Подхожу к ним. Руку бросаю под висок:
— Курсант Стрельников!
Инспектор глядит на меня, как на столб, который неожиданно возник на дороге: не сбить, не объехать.
— Здравствуйте, товарищ Стрельников, — говорит и выпрямленную ладонь тянет, будто пистолет в живот направляет.
— Здравия желаю!
— Как самочувствие? — спрашивает.
— Плохое, — отвечаю. Понимаю: жаловаться тут бесполезно — для порядка спрашивает.
— Чего так?
«Вот человек… Зачем прикидывается…»
— Что же вы, не знаете? Откуда оно возьмется, самочувствие? С неба, что ли, упадет? — говорю. Гляжу нахально: мне терять нечего.
— Летать хотите?
— Кто ж летать не хочет?
— Ничего, не у вас одного так было… Успокойтесь…
Улыбается. Улыбка мне показалась ехидной. И с виду — пижон: форма наглажена, сапоги начернены до блеска, духами «Белой сиренью» пропах. Тогда я к запаху керосина и бензина имел большее доверие. Они вроде бы душу очищали. А духи на аэродроме не к месту, людей расслабляют. Потом офицеры долго стояли, шутили, смеялись. Горя у них — ни в одном глазу.

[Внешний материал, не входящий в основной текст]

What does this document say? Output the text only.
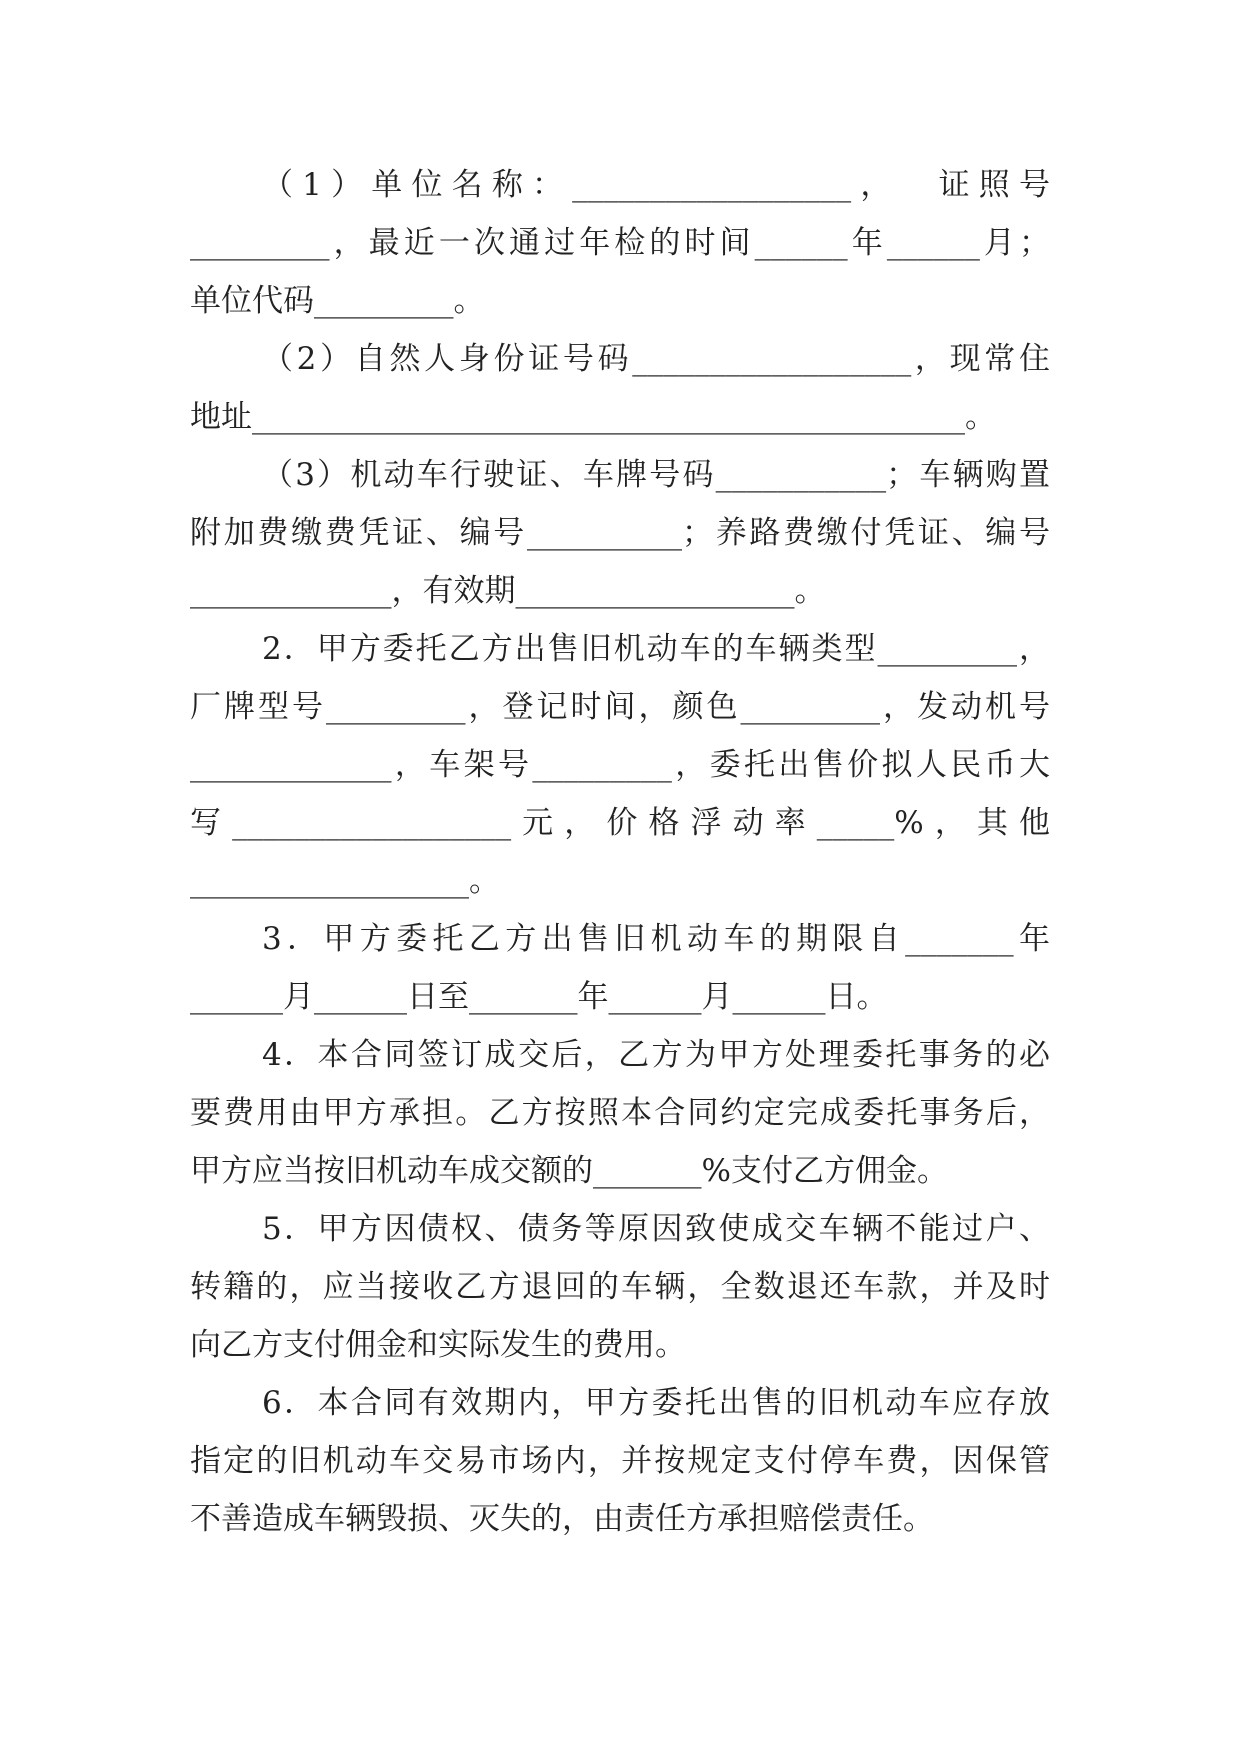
（1）单位名称：__________________，  证照号
_________，最近一次通过年检的时间______年______月；
单位代码_________。
（2）自然人身份证号码__________________，现常住
地址______________________________________________。
（3）机动车行驶证、车牌号码___________；车辆购置
附加费缴费凭证、编号__________；养路费缴付凭证、编号
_____________，有效期__________________。
2．甲方委托乙方出售旧机动车的车辆类型_________，
厂牌型号_________，登记时间，颜色_________，发动机号
_____________，车架号_________，委托出售价拟人民币大
写__________________元，价格浮动率_____%，其他
__________________。
3．甲方委托乙方出售旧机动车的期限自_______年
______月______日至_______年______月______日。
4．本合同签订成交后，乙方为甲方处理委托事务的必
要费用由甲方承担。乙方按照本合同约定完成委托事务后，
甲方应当按旧机动车成交额的_______%支付乙方佣金。
5．甲方因债权、债务等原因致使成交车辆不能过户、
转籍的，应当接收乙方退回的车辆，全数退还车款，并及时
向乙方支付佣金和实际发生的费用。
6．本合同有效期内，甲方委托出售的旧机动车应存放
指定的旧机动车交易市场内，并按规定支付停车费，因保管
不善造成车辆毁损、灭失的，由责任方承担赔偿责任。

Может, даже надо мной смеялись. Втихую: летать, мол, захотел, дурень этакий.
«Пусть смеются. Мое дело маленькое. Пусть отчисляют. Подумаешь, и без самолетов не умру. Не все же летают, люди и по земле ходят, и ничего. Поступлю в институт, хотя бы в рыбный. Буду тюльку ловить. Теперь все одно куда: в рыбный, нефтяной, хлопчатобумажный… Что зря икру метать? Жизнь вон какая длинная. Она и не с таких пух-перо берет. Хватит, перегорел, перемучился, у меня тоже должно быть самолюбие. «Мы смело в бой пойдем…»
С детства в моей душе жило небо. Памятна была и другая картина: как высоко в гору вполз уж, а потом шлепнулся на землю и твердо оказал: «Рожденный ползать— летать не может». Ждал, что инспектор напомнит мне эту крылатую фразу. В авиации у некоторых товарищей она в большом почете: изрек и — баста, думать не надо. Что и говорить, были у нас тогда такие «буревестники».